Rather than view people with disabilities as defective, we should recognize our world as defective. Of noninstitutionalized adults, 12.6 percent reported a disability and 28.2 percent live below poverty. People with disabilities face significantly more obstacles in daily life. Over time, they’ve been withheld medical care, forced to live in state institutions with inhumane conditions, excluded from public education, denied jobs, prevented from voting, and involuntarily sterilized.
Given these inequities, the fight for assisted suicide is incomplete because it creates the illusion of choice. How can one truly choose death when one doesn’t have access to existing resources that allow for a dignified life? The right to die and right to live are both important struggles for autonomy. But for people with disabilities, there can be no autonomy without the right to live with assistance.
In Julianna’s case, these biases could have fatal consequences. As CNN senior medical correspondent Elizabeth Cohen and People Magazine senior writer Nicole Weisensee Egan portray it:
You’re Julianna, a 5-year-old girl “dying from an incurable, degenerative neuromuscular disease” that “robbed” you of the “ability to walk, eat or even breathe.” You hate “lengthy and torturous stay[s]” in the hospital where you’re subject to “painful medical interventions.” If you survive another cold, doctors say you’ll be “sedated on a respirator with very little quality of life.” Your parents say hospitals “may help you get better and let you … spend more time with [family].” They say heaven means you’ll “be able to run and play and eat” and meet God, who loves you very much.
Now, let’s reframe it:
You’re Julianna, a 5-year-old girl living with progressive neuromuscular disease.
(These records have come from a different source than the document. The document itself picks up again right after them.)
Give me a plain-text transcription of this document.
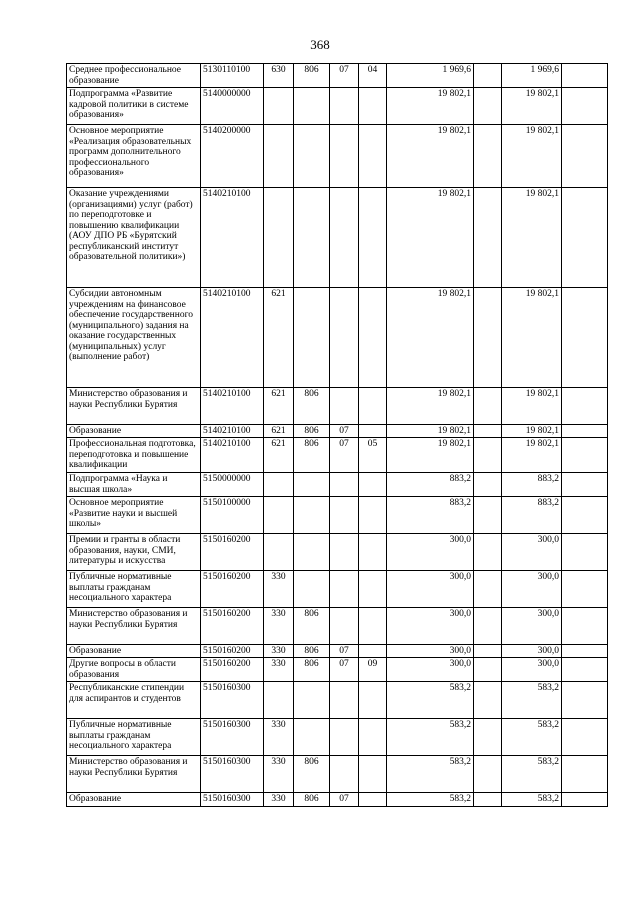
368
Среднее профессиональное образование	5130110100	630	806	07	04	1 969,6		1 969,6	
Подпрограмма «Развитие кадровой политики в системе образования»	5140000000					19 802,1		19 802,1	
Основное мероприятие «Реализация образовательных программ дополнительного профессионального образования»	5140200000					19 802,1		19 802,1	
Оказание учреждениями (организациями) услуг (работ) по переподготовке и повышению квалификации (АОУ ДПО РБ «Бурятский республиканский институт образовательной политики»)	5140210100					19 802,1		19 802,1	
Субсидии автономным учреждениям на финансовое обеспечение государственного (муниципального) задания на оказание государственных (муниципальных) услуг (выполнение работ)	5140210100	621				19 802,1		19 802,1	
Министерство образования и науки Республики Бурятия	5140210100	621	806			19 802,1		19 802,1	
Образование	5140210100	621	806	07		19 802,1		19 802,1	
Профессиональная подготовка, переподготовка и повышение квалификации	5140210100	621	806	07	05	19 802,1		19 802,1	
Подпрограмма «Наука и высшая школа»	5150000000					883,2		883,2	
Основное мероприятие «Развитие науки и высшей школы»	5150100000					883,2		883,2	
Премии и гранты в области образования, науки, СМИ, литературы и искусства	5150160200					300,0		300,0	
Публичные нормативные выплаты гражданам несоциального характера	5150160200	330				300,0		300,0	
Министерство образования и науки Республики Бурятия	5150160200	330	806			300,0		300,0	
Образование	5150160200	330	806	07		300,0		300,0	
Другие вопросы в области образования	5150160200	330	806	07	09	300,0		300,0	
Республиканские стипендии для аспирантов и студентов	5150160300					583,2		583,2	
Публичные нормативные выплаты гражданам несоциального характера	5150160300	330				583,2		583,2	
Министерство образования и науки Республики Бурятия	5150160300	330	806			583,2		583,2	
Образование	5150160300	330	806	07		583,2		583,2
Like other chronic, incurable diseases such as diabetes or asthma, you can manage symptoms with medical interventions. Some, like nasotracheal suctioning, are unpleasant. Eventually, you may need a quick procedure to cut a small hole in your neck so a respirator can breathe for you. These planned tracheostomies have been shown to improve physical health and performance of activities of daily living. Many people with tracheostomies talk and eat — some like Sarah Glerup even sing competitively on “The X-Factor.”
Given the choice, would you rather live or die? Would you choose heaven over hospital?
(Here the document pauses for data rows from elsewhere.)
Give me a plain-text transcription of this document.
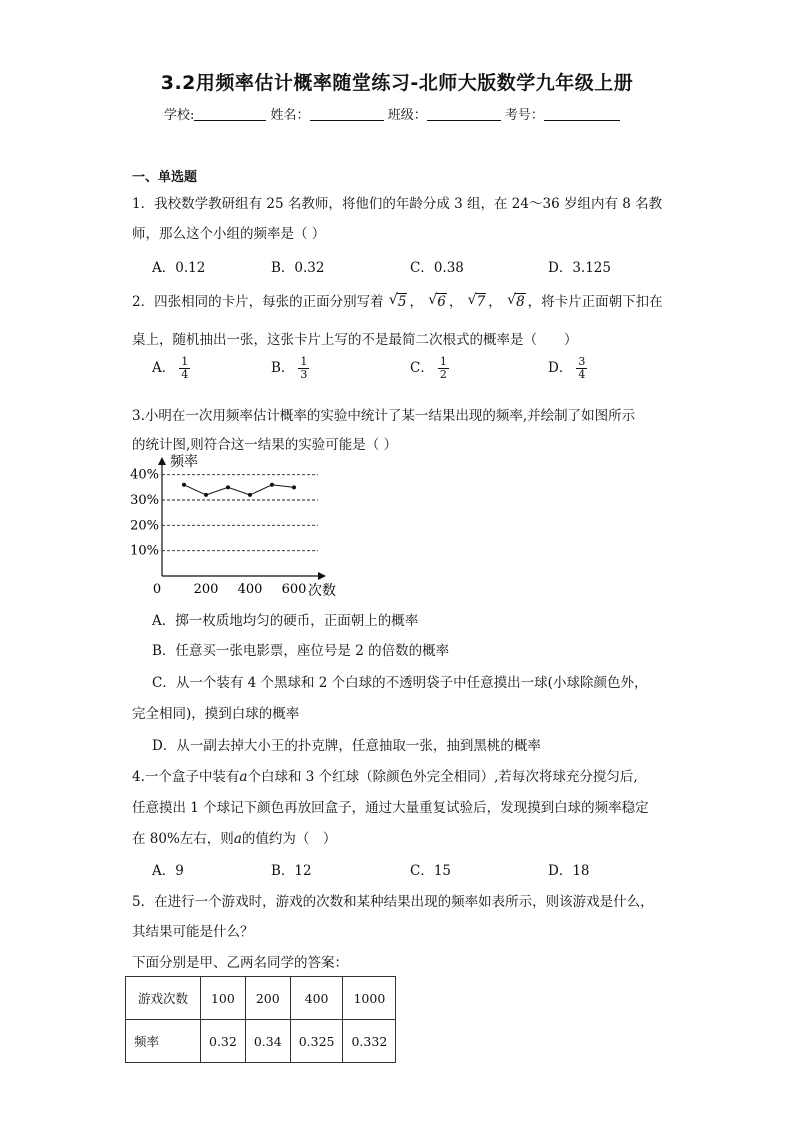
3.2用频率估计概率随堂练习-北师大版数学九年级上册
学校:	姓名：	班级：	考号：
一、单选题
1．我校数学教研组有 25 名教师，将他们的年龄分成 3 组，在 24～36 岁组内有 8 名教
师，那么这个小组的频率是（ ）
A．0.12	B．0.32	C．0.38	D．3.125
2．四张相同的卡片，每张的正面分别写着 √ 5 ， √ 6 ， √ 7 ， √ 8 ，将卡片正面朝下扣在
桌上，随机抽出一张，这张卡片上写的不是最简二次根式的概率是（　　）
A． $\frac{1}{4}$	B． $\frac{1}{3}$	C． $\frac{1}{2}$	D． $\frac{3}{4}$
3.小明在一次用频率估计概率的实验中统计了某一结果出现的频率,并绘制了如图所示
的统计图,则符合这一结果的实验可能是（ ）
频率
次数
0
10%
20%
30%
40%
200 400 600
A．掷一枚质地均匀的硬币，正面朝上的概率
B．任意买一张电影票，座位号是 2 的倍数的概率
C．从一个装有 4 个黑球和 2 个白球的不透明袋子中任意摸出一球(小球除颜色外，
完全相同)，摸到白球的概率
D．从一副去掉大小王的扑克牌，任意抽取一张，抽到黑桃的概率
4.一个盒子中装有a个白球和 3 个红球（除颜色外完全相同）,若每次将球充分搅匀后,
任意摸出 1 个球记下颜色再放回盒子，通过大量重复试验后，发现摸到白球的频率稳定
在 80%左右，则a的值约为（　）
A．9	B．12	C．15	D．18
5．在进行一个游戏时，游戏的次数和某种结果出现的频率如表所示，则该游戏是什么，
其结果可能是什么？
下面分别是甲、乙两名同学的答案：
游戏次数	100	200	400	1000
频率	0.32	0.34	0.325	0.332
I ask these questions not to pass judgment, but to challenge our thinking about disability. Of course, these questions aren’t simply thought experiments – they’re people’s lives. I can’t imagine how it must feel to be in such a difficult position. Dr. Moon’s decision to put her daughter’s experience on the national stage is bold, and more of these stories should be shared.
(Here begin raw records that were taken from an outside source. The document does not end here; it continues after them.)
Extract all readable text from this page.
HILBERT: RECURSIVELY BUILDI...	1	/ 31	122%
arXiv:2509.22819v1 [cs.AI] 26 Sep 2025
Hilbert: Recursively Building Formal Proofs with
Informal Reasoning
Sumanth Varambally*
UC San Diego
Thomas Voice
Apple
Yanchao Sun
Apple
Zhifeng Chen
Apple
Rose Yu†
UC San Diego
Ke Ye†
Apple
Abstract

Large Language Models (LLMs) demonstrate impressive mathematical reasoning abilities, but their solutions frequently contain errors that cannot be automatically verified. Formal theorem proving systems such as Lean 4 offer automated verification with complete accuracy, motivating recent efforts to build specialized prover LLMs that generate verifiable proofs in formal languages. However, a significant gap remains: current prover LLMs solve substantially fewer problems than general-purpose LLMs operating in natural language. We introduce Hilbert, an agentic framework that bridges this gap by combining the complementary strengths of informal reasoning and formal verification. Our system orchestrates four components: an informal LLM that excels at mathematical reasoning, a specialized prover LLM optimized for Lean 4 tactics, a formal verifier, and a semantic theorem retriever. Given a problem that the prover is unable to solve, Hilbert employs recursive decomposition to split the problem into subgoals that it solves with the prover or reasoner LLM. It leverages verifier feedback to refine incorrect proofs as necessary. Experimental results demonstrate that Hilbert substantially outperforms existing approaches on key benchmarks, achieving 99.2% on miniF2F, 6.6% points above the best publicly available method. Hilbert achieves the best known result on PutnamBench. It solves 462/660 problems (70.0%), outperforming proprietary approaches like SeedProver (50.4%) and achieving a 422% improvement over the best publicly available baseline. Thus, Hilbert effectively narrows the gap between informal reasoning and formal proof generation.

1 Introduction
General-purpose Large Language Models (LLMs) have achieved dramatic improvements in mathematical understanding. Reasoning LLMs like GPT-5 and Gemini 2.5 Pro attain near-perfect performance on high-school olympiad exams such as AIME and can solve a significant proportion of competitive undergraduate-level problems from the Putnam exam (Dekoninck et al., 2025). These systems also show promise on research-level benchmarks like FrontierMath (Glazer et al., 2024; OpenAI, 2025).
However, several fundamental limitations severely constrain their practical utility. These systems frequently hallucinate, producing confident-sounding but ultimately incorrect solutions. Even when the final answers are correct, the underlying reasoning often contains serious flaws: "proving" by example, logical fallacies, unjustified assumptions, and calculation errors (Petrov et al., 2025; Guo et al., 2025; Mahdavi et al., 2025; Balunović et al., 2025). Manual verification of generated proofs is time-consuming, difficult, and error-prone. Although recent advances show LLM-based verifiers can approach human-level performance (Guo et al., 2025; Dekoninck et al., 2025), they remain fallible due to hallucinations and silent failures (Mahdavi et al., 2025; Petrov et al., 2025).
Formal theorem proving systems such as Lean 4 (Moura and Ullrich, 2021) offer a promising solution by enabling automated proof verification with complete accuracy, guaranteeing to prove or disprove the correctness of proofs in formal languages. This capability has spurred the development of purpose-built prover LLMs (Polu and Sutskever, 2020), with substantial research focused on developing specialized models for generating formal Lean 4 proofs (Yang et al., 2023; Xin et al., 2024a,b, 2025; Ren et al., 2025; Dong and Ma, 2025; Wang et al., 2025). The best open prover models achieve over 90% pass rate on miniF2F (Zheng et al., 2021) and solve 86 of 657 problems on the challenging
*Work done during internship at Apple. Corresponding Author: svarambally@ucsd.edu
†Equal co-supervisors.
Dr. Moon touched on a critical point when she told People that “one of the reasons we’re continuing to share our story is to make the world a safer place for parents who care for and love terminally ill children.” But it’s not enough. We need to make the world a safer place for people with disabilities by elevating their voices, which are seldom heard in mainstream media.
Dear Julianna, a Neuromuscular Disabilities United letter-writing campaign, breaks that silence. President Emily Wolinsky, who has spinal muscular atrophy, said that while Dear Julianna was inspired by Julianna, its purpose is broader: “To educate … about life with a neuromuscular disability (NMD), and to showcase thousands of individuals with NMD living happy and wonderful lives.” To protect the Snows, Wolinsky, 38, declines letters that reference the family or pass judgment on their decision.
Contributors have written about thriving despite dire prognoses; adapting to disease progression; experiencing interventions like nasotracheal suctioning, surgery, tracheostomies, respirators, and catheters; even marriage, pregnancy, and childbirth.
If anything, Drs. Moon and Wolinsky agree that life with a disability can be profoundly isolating for caregivers and people with disabilities alike. But it doesn’t have to be that way. We need not be the only ones with our hands raised in a dark room.